Once upon a time, there was a civilization that sat comfortably in an armchair. The West. At the dawn of the 21st century, she lived in the cozy certainty of “the end of History”: it was written, our principles would spread throughout the world due to the attractiveness of the rule of law of on the one hand, and the consumer society on the other. But in recent years, History seems to be blowing in gusts at our windows again.

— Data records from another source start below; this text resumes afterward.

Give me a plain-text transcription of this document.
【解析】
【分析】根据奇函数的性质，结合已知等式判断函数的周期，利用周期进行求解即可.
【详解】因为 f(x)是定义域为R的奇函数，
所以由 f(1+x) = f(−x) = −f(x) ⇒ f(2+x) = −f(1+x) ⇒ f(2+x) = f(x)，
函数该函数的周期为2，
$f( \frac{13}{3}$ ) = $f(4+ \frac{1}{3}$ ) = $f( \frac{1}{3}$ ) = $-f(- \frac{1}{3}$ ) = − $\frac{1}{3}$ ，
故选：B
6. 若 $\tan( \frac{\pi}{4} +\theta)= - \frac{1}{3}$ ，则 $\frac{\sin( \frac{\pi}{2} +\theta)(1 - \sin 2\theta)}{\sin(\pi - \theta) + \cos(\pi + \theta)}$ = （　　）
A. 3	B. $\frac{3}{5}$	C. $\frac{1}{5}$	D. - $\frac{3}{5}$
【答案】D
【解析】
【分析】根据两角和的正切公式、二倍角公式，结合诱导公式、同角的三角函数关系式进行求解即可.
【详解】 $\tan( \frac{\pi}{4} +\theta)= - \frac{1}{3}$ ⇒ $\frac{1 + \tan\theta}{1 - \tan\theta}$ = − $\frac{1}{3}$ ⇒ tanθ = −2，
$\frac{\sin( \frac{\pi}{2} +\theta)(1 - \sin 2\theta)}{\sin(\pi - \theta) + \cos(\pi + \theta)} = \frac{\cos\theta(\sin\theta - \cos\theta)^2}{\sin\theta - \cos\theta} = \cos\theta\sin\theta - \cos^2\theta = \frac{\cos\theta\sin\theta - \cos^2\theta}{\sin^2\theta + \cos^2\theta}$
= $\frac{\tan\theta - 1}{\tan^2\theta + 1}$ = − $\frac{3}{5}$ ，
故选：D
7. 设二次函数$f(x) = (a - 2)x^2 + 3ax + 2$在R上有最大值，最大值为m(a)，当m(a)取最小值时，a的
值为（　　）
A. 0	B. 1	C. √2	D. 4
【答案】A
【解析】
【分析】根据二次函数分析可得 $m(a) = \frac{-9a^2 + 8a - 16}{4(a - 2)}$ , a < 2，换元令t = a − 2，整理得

Geopolitical storms, first: the invasion of Ukraine by Russia, the Hamas pogrom in Israel, the spectacular rise to power of China – the seesaw of which we have not yet measured -, the rantings of the “Global South” etc. These multifaceted pressures exerted “from outside” attest that liberal societies had taken their dreams for realities. On a global scale, democracy is not doing well and is not on the rise: the undeniable attraction that we offer from a material point of view is now counterbalanced, in anti-West propaganda, by the ahead of our political weaknesses and the repulsive effects of “postmodernity”.
To the exogenous threat is added an endogenous threat: for four decades, the rise of globalization – which imposes its constraints from the outside – combined with the advent of individualism – whose limitless aspirations have blurred the benchmarks since the interior – put our societies under great tension.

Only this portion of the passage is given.